L’OTAN, faisant preuve d’une irresponsabilité époustouflante, déploie des navires et des avions de guerre dans l’océan Arctique, la mer Baltique et la mer Noire, toutes limitrophes de la Russie. (Voir: Début d’un exercice aérien de l’OTAN contre la Russie dans l’Arctique). On crée ainsi une situation où des erreurs de navigation mineures peuvent faire couler un navire de guerre américain, déclencher une frappe de missile américain sur le sol russe et entraîner une escalade qui mènera à une guerre entre des puissances dont les arsenaux nucléaires peuvent détruire la planète de nombreuses fois.
Le Pentagone a confirmé que l’incident en mer Noire avait bien eu lieu et ajouta que le déploiement de l’USS Ross dans la région avait été annoncé publiquement. La porte-parole du Pentagone Eileen Lainez a dit que l’USS Ross se trouvait « à tout moment tout à fait dans les eaux internationales, effectuant des opérations de routine. »

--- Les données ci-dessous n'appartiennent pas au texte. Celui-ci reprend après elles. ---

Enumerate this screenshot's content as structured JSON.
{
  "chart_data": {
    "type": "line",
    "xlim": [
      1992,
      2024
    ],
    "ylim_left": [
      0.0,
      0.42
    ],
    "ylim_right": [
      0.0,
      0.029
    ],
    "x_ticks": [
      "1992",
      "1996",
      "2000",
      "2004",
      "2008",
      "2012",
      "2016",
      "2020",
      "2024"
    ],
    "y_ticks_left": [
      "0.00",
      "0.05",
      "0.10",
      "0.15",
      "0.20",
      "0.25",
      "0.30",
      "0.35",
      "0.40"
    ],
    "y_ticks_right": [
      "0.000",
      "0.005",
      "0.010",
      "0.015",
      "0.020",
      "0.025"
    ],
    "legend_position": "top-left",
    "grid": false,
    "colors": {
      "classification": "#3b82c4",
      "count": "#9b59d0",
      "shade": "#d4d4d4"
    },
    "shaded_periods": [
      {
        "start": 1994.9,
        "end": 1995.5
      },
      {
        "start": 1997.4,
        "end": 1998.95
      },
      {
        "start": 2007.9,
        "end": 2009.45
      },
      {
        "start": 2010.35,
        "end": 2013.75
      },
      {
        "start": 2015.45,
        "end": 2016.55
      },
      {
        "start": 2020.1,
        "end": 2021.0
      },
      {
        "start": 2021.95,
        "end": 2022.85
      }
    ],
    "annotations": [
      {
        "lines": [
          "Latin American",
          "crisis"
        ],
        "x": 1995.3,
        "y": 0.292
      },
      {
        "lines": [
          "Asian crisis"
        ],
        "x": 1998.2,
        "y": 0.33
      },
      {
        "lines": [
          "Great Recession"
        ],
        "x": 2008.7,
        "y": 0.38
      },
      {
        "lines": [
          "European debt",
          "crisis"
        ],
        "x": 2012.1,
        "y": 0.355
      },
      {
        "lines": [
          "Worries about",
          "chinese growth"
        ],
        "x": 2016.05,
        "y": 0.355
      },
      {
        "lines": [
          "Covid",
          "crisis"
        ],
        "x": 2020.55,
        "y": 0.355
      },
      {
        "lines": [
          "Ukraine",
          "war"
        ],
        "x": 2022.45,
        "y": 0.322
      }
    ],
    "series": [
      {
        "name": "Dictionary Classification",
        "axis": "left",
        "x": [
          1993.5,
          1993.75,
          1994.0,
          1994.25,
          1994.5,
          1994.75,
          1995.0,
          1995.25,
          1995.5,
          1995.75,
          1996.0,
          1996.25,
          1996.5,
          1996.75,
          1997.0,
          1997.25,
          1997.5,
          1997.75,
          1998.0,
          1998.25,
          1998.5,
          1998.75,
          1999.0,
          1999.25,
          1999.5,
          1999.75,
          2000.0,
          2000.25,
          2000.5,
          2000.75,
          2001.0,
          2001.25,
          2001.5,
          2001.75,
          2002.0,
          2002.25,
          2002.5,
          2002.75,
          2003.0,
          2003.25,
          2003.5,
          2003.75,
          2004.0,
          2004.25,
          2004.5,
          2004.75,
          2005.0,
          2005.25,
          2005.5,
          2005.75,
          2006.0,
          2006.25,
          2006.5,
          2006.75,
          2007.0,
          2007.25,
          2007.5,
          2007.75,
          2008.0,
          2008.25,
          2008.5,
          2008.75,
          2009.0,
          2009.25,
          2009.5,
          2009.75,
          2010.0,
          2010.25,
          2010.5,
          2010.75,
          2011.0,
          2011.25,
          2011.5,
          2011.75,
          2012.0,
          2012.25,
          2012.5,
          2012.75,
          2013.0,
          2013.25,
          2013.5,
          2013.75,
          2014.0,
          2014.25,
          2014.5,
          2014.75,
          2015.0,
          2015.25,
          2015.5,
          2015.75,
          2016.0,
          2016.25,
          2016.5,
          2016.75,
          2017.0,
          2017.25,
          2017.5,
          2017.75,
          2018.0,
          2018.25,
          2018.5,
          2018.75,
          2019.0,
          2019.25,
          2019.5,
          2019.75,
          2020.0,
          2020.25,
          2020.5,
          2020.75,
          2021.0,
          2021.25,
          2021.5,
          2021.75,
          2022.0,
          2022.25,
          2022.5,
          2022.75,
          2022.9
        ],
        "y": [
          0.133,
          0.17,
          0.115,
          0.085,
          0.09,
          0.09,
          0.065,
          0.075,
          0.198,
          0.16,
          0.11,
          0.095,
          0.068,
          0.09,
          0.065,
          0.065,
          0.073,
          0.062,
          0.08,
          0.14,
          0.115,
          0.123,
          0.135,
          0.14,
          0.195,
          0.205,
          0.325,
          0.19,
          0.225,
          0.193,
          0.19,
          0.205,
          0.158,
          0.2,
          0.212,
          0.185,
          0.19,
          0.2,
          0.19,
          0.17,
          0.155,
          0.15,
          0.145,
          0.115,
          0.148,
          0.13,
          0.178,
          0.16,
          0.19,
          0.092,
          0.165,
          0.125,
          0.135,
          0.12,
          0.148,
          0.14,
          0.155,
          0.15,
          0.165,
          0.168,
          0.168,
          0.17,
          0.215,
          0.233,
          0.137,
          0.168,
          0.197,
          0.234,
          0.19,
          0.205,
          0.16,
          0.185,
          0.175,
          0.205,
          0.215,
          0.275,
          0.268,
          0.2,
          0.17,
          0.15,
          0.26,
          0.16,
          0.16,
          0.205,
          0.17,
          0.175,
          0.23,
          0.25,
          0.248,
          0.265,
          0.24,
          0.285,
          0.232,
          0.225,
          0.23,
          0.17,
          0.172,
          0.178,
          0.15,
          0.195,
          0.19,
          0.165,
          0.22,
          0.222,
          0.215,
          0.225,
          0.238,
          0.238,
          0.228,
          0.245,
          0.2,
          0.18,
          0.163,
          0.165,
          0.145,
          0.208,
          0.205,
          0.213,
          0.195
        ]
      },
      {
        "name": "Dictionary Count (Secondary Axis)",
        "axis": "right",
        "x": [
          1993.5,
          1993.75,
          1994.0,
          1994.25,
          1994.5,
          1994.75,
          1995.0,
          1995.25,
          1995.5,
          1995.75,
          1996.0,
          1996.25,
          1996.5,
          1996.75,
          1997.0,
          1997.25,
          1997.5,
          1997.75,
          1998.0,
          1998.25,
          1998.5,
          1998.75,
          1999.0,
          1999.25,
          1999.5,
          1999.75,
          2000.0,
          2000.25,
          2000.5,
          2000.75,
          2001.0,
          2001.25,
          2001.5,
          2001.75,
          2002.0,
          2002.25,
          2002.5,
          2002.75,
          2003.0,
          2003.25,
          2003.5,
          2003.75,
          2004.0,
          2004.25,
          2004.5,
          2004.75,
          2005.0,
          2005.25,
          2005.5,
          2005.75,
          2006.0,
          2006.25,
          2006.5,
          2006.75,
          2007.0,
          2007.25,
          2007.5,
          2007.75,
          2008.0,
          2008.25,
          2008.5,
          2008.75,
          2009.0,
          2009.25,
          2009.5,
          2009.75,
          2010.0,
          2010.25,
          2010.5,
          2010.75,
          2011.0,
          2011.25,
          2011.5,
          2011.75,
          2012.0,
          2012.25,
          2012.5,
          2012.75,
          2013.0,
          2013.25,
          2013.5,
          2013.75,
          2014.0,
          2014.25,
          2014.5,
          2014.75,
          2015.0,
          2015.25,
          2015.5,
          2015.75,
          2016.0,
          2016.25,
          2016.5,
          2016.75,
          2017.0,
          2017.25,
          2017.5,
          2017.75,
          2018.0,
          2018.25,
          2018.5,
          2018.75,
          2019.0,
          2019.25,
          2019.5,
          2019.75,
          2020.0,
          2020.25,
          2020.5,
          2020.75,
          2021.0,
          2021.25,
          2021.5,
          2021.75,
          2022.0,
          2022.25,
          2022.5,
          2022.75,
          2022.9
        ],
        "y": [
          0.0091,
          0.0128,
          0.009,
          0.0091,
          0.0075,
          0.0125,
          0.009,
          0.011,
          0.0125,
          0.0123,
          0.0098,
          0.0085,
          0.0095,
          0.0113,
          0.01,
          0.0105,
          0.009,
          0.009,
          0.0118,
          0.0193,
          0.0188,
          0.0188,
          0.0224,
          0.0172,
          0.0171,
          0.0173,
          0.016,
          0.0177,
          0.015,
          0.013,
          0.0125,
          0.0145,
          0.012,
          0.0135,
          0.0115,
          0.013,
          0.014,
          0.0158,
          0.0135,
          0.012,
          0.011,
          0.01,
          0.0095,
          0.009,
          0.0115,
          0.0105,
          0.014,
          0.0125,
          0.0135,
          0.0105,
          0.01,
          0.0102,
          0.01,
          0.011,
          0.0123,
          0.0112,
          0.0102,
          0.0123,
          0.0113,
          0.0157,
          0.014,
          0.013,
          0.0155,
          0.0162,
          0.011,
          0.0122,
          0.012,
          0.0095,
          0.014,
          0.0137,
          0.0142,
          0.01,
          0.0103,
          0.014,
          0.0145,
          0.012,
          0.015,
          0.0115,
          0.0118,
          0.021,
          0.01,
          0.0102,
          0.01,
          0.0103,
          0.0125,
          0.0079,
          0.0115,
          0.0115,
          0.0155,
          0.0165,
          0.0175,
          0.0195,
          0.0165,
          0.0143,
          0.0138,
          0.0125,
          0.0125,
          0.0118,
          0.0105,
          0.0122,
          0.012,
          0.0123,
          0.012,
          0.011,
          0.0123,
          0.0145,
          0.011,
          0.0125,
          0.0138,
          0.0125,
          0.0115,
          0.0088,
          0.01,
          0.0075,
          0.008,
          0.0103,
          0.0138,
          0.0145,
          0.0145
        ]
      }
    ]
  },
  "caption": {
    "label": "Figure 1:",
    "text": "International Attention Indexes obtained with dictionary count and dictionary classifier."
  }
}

Parlant samedi au forum ‘Shangri-La Dialogue’ sur la sécurité à Singapour, le secrétaire russe à la Défense Anatoli Antonov a averti que le déploiement de navires lance-missiles américains à proximité des frontières russes « constituent un danger pour la stabilité stratégique » entre les deux pays.
C’est là un euphémisme pour décrire le risque d’une guerre entre la Russie et les Etats-Unis. Plus tôt cette année, au moment où Washington menaçait d’armer Kiev et ses milices fascistes dans leur lutte contre les séparatistes soutenus par la Russie dans l’est de l’Ukraine, les politiciens européens ont insisté publiquement sur le risque de guerre entre la Russie et l’OTAN. Le président français François Hollande a averti du risque d’une « guerre totale » et l’ancien Premier ministre suédois Carl Bildt a jugé « concevable » une guerre avec la Russie.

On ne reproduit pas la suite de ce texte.